Он ведёт меня вперёд с руками, прижатыми к моему животу, шаг за шагом, пока мы не останавливаемся у раковины, и он не включает кран. Он смачивает полотенце, выдавливает немного жидкого мыла и тщательно обтирает мой живот, а потом, встав на колени, обтирает мои ноги. Всё, что я могу делать, это стоять и глотать собственный стон.
Намылив наши руки вместе, он тянется через меня и моёт раковину, я же просто наблюдаю за ним с улыбкой.
— К холодильнику, — шепчет он, нежно подталкивая меня, и вот мы стоим перед огромными зеркальными дверцами. Нагота Миллера скрыта. Но не моя. — Потрясающий вид. — Он, не отводя взгляда, кусает меня за плечо и рукой скользит вниз по моему животу к местечку между ног. Я перестаю дышать и, с едва слышным писком, щекой прижимаюсь к его лицу. — Такая тёплая и притягательная, — шепчет он, а потом языком пробегает по оставленной им у меня на плече отметине, сразу четырьмя пальцами проводит по моей влажности. Это движение на чувствительной коже вызывает у меня стон, я замечаю, как темнеет его взгляд. — Ты всё ещё пульсируешь, сладкая.

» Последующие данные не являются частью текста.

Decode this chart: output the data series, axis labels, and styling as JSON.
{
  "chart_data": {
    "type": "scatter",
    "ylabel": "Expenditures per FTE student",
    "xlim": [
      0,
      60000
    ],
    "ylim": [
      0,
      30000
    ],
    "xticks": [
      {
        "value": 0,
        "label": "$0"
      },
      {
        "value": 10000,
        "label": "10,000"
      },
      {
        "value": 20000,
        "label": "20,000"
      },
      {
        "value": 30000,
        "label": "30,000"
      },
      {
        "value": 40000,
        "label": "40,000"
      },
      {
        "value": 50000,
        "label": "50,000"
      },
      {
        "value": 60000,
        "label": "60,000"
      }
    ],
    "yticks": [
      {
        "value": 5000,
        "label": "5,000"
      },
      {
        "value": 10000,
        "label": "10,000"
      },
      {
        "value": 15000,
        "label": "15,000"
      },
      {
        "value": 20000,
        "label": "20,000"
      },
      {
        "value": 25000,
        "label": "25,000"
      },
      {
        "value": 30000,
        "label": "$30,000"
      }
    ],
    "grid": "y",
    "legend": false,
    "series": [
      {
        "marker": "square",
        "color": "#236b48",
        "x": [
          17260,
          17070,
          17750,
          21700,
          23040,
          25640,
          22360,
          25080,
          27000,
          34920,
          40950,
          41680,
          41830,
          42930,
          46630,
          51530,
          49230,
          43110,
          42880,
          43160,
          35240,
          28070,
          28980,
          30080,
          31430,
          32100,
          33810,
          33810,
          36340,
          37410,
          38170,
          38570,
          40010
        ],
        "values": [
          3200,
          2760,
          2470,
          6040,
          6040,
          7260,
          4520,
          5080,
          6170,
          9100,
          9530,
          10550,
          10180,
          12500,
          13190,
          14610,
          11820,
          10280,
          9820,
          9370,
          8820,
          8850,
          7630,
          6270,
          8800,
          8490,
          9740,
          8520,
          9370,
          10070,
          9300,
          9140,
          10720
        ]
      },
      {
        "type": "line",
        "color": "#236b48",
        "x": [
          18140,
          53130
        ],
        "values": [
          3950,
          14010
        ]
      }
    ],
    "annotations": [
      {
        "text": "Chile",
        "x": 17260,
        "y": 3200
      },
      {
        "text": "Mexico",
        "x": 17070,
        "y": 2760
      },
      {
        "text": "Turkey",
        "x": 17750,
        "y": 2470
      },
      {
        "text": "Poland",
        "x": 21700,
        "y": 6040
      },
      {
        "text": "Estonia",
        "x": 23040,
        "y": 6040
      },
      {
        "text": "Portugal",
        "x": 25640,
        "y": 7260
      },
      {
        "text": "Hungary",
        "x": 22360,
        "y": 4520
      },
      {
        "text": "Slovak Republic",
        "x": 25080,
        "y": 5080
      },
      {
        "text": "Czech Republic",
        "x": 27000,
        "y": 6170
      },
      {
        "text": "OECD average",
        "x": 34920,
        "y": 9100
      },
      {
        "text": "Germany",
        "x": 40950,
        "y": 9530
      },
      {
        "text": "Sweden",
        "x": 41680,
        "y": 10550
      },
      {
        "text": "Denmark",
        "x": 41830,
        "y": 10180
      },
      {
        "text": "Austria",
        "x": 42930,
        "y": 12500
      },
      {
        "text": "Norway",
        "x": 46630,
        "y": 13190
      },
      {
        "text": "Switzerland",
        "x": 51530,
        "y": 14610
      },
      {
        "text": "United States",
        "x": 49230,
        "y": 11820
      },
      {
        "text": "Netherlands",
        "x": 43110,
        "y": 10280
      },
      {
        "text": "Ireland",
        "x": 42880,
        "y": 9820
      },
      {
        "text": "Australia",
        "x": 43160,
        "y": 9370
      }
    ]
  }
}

Бёдрами толкаюсь в пах Миллера, вырывая из него похожий на мой собственный, полный похоти звук.
— Ты хотел меня покормить, — напоминаю ему,довольно глупо. Я всегда предпочту еще больше сеансов его обожания рутинной необходимости принимать пищу.
— Верно, но не обещаю, что не воспользуюсь одним из твоих самых притягательных состояний, пока мы готовим завтрак. — Он пальцами кружит вокруг клитора, усиливая пульсацию.
Боже, помоги мне!
— Миллер, — я зажмуриваюсь, отодвигаясь, тело само перемещается, стараясь избежать его невероятно искусных прикосновений.
Он губами прижимается к моему уху:
— Я могу привыкнуть готовить нам еду с моей привычкой, тесно прижатой к моей груди.
Если так случится, мы, наверное, никогда не будем есть. Моя потребность в нём разрушительна, и я заставляю себя развернуться.
Только ничего не выходит.
— Нет-нет-нет, — его ладонь прижимается к мягкой коже моего живота и не спеша перемещается вверх, пока пальцы не замирают в уголке рта. Наши взгляды прикованы друг к другу, когда он оставляет на моих губах мою же влажность. — Оближи.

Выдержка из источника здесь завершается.